Dunia Misteri

Beatrice Norman Turis Belanda Dihantui Setelah Curi Tengkorak Dari Makam Toraja

Dunia Misteri - Tempat Pemakaman  di Tana Toraja, Kota Makale, Provinsi  Sulawesi Selatan agak unik dibandingkan tempat-tempat lain, pada umumnya dimakamkan di tanah, berbeda dengan masyarakat Toraja memiliki tradisi untuk meletakkan jasad orang yang sudah meninggal di dalam tebing terbuka.

Londa  adalah sebuah istilah bebatuan curam di sisi makam khas Tana Toraja. Salah satunya terletak di tempat yang tinggi dari bukit dengan gua yang dalam dimana peti-peti mayat diatur sesuai dengan garis keluarga. Umumnya masyarakat dari kasta atas diletakkan di posisi yang atas. Sedangkan kelas rendah diletakkan di bawah.
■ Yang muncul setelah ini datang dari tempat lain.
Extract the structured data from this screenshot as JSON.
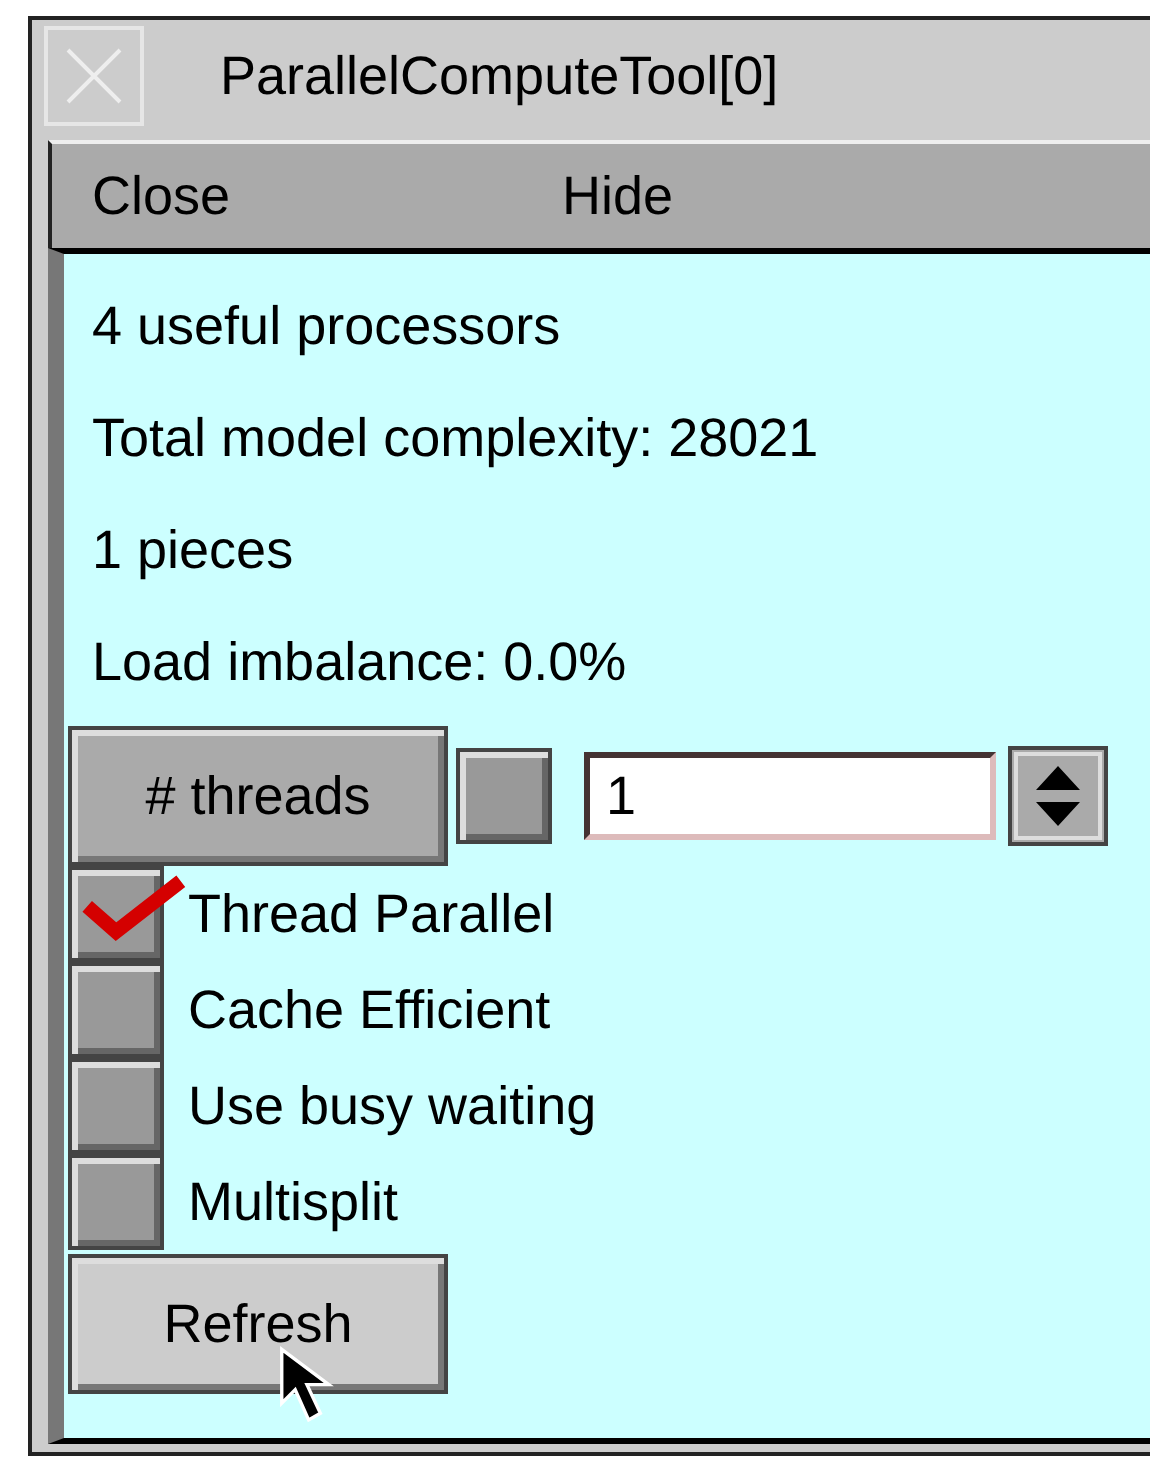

Karena struktur makam Toraja yang berada di tempat terbuka, di dalam tebing, maka tidak mengherankan jika banyak jasad yang tinggal tulang tergeletak di sana.

Beatrice Norman Turis Belanda Dihantui Setelah Curi Tengkorak Dari Makam Toraja
Di situ Anda bisa dengan gampangnya melihat tulang belulang dan tengkorak, banyak turis dan orang luar keluar masuk ke lokasi londa tersebut karena merupakan salah satu tempat wisata di Toraja, jadi wajar saja banyak turis lokal dan manca negara yang mengunjungi pemakaman tana Toraja tersebut. Karena pengawasan dan penjagaan tidak terlalu ketat, namun ada juga yang mencuri tulang dan tengkorak dari pemakaman batu tersebut.  Tetapi Anda mungkin berpikir orang waras seharusnya tidak mungkin akan mengambil tulang ini dan membawa pulang kan?

Alasan Turis mengembalikan Tengkorak

Ternyata tidak juga. Cerita ini adalah cerita asli dari seorang turis Belanda bernama Beatrice Norman, mencuri sebuah tengkorak dan dibawa pulang ke Belanda. Tetapi beberapa tahun kemudian akhirnya Norman mengembalikan tengkorak itu dengan menggunakan jasa pengiriman.

Paket yang berisi tengkorak ini diterima oleh pihak pengurus Museum Cagar Budaya Kerajaan Kete Kesu. Mereka sendiri tidak menyadari jika ada tengkorak yang hilang, mengingat ada ribuan tengkorak keluarga Saurngalo dari Kerajaan Kete Kesu di sana.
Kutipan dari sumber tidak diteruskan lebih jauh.